Eyewear consumers blast effort to cease online sales

A court battle between online contact lens and glasses retailers and the province's optometrists and opticians is spilling into the public's field of view.

Petition calls on Ontario to reverse injunction banning online sales of prescription glasses, contacts

According to the group Canadians for Eyewear Choice, consumers have been buying glasses and contact lenses online for nearly two decades in Ontario with no significant negative consequences. (Michelle Siu/Canadian Press)

A court battle pitting Ontario's optometrists and opticians against online corrective lens retailers has consumers caught in the crossfire.

In January an Ontario judge issued an injunction forbidding retailers from selling prescription eyewear unless it's dispensed by an optometrist, optician, or physician licensed to practise in the province. That would effectively ban the online sale of corrective lenses.

The injunction has been stayed pending an appeal which is scheduled to begin May 17.

The situation has sparked some consumer backlash including an online petition, organized by a group called Canadians for Eyewear Choice.

The petition, which by Thursday had collected more than 2,400 signatures, calls on the provincial government to introduce legislation that will allow the continuing online sale of glasses and contacts without costly regulatory oversight.

'Just ridiculous'

Michael Barton, an Ottawa-based consultant and father of two children, worries about what might happen to the cost of eyewear in the province if the order against online retailers is upheld.
Michael Barton says he values the savings he and his family get from online eyewear retailers. (Submitted)

"The idea that I can't buy something online these days is just ridiculous, frankly," Barton said. "The idea that an injunction would be put in place, in 2018, to disallow someone to buy something as simple as a disposable contact lens is kind of over the top."

Barton's children are involved in competitive sports and go through a lot of eyewear, he said.

"There's a convenience factor.
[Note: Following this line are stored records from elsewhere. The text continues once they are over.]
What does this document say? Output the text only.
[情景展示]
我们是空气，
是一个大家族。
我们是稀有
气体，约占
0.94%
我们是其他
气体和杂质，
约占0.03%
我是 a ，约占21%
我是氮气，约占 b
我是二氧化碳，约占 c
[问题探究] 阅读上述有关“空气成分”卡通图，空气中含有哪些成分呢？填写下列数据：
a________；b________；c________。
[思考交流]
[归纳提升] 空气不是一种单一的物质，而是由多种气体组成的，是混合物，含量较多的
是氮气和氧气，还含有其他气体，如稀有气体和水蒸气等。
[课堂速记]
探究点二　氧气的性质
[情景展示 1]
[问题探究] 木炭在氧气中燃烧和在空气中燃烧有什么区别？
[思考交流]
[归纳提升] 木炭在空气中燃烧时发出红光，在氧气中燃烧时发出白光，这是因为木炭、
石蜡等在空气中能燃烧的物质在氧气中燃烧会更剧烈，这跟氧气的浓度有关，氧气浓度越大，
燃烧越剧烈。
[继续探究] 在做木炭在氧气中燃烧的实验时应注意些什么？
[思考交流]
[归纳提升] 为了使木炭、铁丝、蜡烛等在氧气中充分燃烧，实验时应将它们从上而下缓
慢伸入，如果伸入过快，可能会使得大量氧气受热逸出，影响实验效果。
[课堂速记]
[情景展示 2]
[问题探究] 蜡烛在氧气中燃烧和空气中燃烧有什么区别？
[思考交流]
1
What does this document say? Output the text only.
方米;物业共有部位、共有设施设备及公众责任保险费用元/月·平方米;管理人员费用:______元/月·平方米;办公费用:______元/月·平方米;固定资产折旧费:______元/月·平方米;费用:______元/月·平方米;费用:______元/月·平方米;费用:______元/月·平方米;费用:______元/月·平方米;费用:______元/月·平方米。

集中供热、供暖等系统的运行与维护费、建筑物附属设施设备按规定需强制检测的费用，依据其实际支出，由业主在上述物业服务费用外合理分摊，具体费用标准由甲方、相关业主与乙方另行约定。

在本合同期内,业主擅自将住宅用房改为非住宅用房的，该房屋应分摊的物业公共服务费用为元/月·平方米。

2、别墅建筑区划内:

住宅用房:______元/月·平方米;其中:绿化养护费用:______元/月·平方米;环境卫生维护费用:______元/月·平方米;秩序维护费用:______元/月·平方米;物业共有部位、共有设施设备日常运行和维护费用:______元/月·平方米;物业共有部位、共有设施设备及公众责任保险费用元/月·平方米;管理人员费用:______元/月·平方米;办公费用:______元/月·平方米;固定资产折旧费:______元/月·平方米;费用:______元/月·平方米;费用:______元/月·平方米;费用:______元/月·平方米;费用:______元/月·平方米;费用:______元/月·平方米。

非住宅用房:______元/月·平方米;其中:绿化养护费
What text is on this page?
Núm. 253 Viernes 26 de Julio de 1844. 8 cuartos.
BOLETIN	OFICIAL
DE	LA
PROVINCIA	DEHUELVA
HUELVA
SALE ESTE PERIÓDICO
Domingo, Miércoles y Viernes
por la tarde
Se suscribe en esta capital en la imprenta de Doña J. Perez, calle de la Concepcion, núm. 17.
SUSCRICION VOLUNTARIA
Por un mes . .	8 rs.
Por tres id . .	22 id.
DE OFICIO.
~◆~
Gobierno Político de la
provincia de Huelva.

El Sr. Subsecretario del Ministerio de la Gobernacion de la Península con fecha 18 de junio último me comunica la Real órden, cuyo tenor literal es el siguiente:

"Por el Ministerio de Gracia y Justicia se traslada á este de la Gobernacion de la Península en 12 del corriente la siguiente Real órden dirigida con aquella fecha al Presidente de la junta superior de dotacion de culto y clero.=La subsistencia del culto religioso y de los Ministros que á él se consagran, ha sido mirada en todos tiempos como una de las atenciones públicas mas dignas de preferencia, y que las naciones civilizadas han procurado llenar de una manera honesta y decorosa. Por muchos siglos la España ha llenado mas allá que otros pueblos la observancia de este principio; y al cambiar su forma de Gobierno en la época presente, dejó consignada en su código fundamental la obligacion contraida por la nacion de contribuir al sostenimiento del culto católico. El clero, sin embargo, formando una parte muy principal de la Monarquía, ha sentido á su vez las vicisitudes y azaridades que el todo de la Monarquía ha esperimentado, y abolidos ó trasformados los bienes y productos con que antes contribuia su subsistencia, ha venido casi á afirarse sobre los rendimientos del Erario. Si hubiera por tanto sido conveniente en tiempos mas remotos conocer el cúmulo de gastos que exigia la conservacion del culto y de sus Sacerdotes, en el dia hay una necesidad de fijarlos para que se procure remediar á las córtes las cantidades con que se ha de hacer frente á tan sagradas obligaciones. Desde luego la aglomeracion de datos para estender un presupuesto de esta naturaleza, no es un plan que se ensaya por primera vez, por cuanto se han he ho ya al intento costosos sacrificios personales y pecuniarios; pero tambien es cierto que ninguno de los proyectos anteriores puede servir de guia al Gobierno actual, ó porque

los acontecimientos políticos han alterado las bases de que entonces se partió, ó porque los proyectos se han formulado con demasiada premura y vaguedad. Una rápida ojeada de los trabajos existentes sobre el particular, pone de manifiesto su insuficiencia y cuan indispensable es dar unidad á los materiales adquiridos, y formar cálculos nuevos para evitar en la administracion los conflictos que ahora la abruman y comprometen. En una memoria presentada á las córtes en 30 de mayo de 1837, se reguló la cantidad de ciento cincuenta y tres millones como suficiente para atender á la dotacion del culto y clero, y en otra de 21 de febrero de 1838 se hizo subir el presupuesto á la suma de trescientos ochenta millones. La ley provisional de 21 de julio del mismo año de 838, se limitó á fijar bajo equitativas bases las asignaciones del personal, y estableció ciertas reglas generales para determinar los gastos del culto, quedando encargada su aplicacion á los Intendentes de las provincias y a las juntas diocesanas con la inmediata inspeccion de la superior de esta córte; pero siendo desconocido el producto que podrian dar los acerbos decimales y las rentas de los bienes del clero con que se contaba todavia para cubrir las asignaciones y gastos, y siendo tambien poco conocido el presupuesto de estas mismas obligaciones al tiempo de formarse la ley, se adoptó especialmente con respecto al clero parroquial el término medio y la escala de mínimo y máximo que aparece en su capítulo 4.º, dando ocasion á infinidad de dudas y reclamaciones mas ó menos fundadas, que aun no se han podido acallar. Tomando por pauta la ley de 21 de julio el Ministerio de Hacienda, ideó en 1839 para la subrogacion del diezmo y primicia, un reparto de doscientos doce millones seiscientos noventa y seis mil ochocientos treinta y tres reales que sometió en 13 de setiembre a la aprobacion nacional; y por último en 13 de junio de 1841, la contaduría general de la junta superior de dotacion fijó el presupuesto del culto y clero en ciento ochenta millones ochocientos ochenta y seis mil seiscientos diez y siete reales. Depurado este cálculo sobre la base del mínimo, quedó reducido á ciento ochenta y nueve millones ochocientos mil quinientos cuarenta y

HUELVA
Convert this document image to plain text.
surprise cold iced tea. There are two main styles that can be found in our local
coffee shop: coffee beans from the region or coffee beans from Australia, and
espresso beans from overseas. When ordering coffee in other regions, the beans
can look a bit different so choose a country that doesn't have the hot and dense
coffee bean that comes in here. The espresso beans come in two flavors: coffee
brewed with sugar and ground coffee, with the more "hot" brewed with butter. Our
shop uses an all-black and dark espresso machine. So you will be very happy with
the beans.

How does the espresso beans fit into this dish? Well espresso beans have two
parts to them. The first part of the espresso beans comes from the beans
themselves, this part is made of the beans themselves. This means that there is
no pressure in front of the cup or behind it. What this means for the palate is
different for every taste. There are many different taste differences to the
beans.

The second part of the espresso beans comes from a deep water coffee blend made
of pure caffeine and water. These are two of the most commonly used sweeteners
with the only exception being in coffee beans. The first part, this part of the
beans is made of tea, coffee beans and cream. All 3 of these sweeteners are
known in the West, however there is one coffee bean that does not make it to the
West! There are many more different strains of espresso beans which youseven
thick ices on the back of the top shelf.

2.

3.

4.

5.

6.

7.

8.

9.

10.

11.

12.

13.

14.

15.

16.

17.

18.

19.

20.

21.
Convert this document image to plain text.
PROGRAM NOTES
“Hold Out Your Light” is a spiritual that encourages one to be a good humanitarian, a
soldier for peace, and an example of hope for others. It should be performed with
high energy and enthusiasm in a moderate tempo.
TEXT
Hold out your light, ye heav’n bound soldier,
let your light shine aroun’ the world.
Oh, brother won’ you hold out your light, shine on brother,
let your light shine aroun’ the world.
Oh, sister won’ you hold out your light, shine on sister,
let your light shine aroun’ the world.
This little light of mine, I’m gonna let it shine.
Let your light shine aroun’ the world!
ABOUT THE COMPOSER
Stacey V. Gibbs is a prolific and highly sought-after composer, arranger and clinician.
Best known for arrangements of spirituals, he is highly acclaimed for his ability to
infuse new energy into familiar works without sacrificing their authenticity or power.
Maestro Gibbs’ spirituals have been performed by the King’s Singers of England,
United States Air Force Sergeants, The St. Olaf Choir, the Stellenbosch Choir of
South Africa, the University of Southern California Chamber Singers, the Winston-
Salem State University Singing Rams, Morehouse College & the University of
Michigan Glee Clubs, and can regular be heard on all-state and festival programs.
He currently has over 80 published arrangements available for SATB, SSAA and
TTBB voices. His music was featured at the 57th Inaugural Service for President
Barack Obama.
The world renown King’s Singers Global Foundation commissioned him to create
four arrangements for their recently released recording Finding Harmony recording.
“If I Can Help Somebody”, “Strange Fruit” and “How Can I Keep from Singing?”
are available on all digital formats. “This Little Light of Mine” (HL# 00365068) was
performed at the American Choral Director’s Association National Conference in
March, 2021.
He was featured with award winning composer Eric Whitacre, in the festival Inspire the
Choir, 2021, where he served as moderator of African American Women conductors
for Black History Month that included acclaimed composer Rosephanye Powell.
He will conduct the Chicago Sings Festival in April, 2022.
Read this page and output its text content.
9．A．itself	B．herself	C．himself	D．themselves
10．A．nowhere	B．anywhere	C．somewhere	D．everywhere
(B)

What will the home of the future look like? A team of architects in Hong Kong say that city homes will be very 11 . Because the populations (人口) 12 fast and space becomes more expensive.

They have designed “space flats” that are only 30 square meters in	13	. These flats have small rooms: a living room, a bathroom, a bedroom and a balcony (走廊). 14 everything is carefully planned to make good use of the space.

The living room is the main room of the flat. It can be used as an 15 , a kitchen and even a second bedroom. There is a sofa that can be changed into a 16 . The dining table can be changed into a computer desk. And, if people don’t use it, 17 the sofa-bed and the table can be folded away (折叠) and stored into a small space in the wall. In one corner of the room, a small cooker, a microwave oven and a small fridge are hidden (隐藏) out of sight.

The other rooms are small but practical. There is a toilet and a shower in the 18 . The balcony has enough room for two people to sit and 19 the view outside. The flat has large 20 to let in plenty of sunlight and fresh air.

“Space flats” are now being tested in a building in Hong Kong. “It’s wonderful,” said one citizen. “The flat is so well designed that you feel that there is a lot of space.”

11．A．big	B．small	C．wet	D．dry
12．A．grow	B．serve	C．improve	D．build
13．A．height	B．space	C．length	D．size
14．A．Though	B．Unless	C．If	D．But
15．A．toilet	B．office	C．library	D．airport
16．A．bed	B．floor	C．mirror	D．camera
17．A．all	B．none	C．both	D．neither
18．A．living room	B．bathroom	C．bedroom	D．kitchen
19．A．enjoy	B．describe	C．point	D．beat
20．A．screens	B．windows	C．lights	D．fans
We're always going in different directions, and to hop online and order your monthly contacts, it's a lot easier for me than to go down to an optometrist or optician." 

But the province's optometrists and opticians see it differently. 

Online sellers breaking law, colleges say

In a joint news release, the College of Optometrists of  Ontario and the College of Opticians of Ontario said "the dispensing of corrective lenses is a controlled act, subject to Ontario legislation, that definitively requires a regulated health professional's involvement. Mail order over the internet without the involvement of an optometrist or optician is inconsistent with legislation."

According to the Canadian Association of Optometrists' website, there are risks associated with ordering eyeglasses and contacts online, specifically:

  • Some sites do not verify the prescription, an oversight that could result in customers wearing optically incorrect or improperly fitting lenses.
  • Many online sites sell products that have not been approved by Health Canada, and have not undergone safety tests.
  • Lenses from overseas may be exposed to dramatic temperature changes in uncontrolled warehouses or transportation vessels, potentially affecting their integrity and leading to eye health issues.
  • Without controls to ensure internet sites source lenses directly from the manufacturer, overseas distribution channels may include counterfeit products. 
  • Replacement and exchange privileges may not be available with an online vendor.

According to Canadians for Eyewear Choice, however, people have been ordering eyewear online for close to two decades without any significant health or safety issues.

Neither the Ontario Association of Optometrists nor the Canadian Association of Optometrists would comment on the issue, which is before the courts.

The College of Optometrists of Ontario, which filed the legal action, was not able to provide a spokesperson in time to meet CBC's deadline.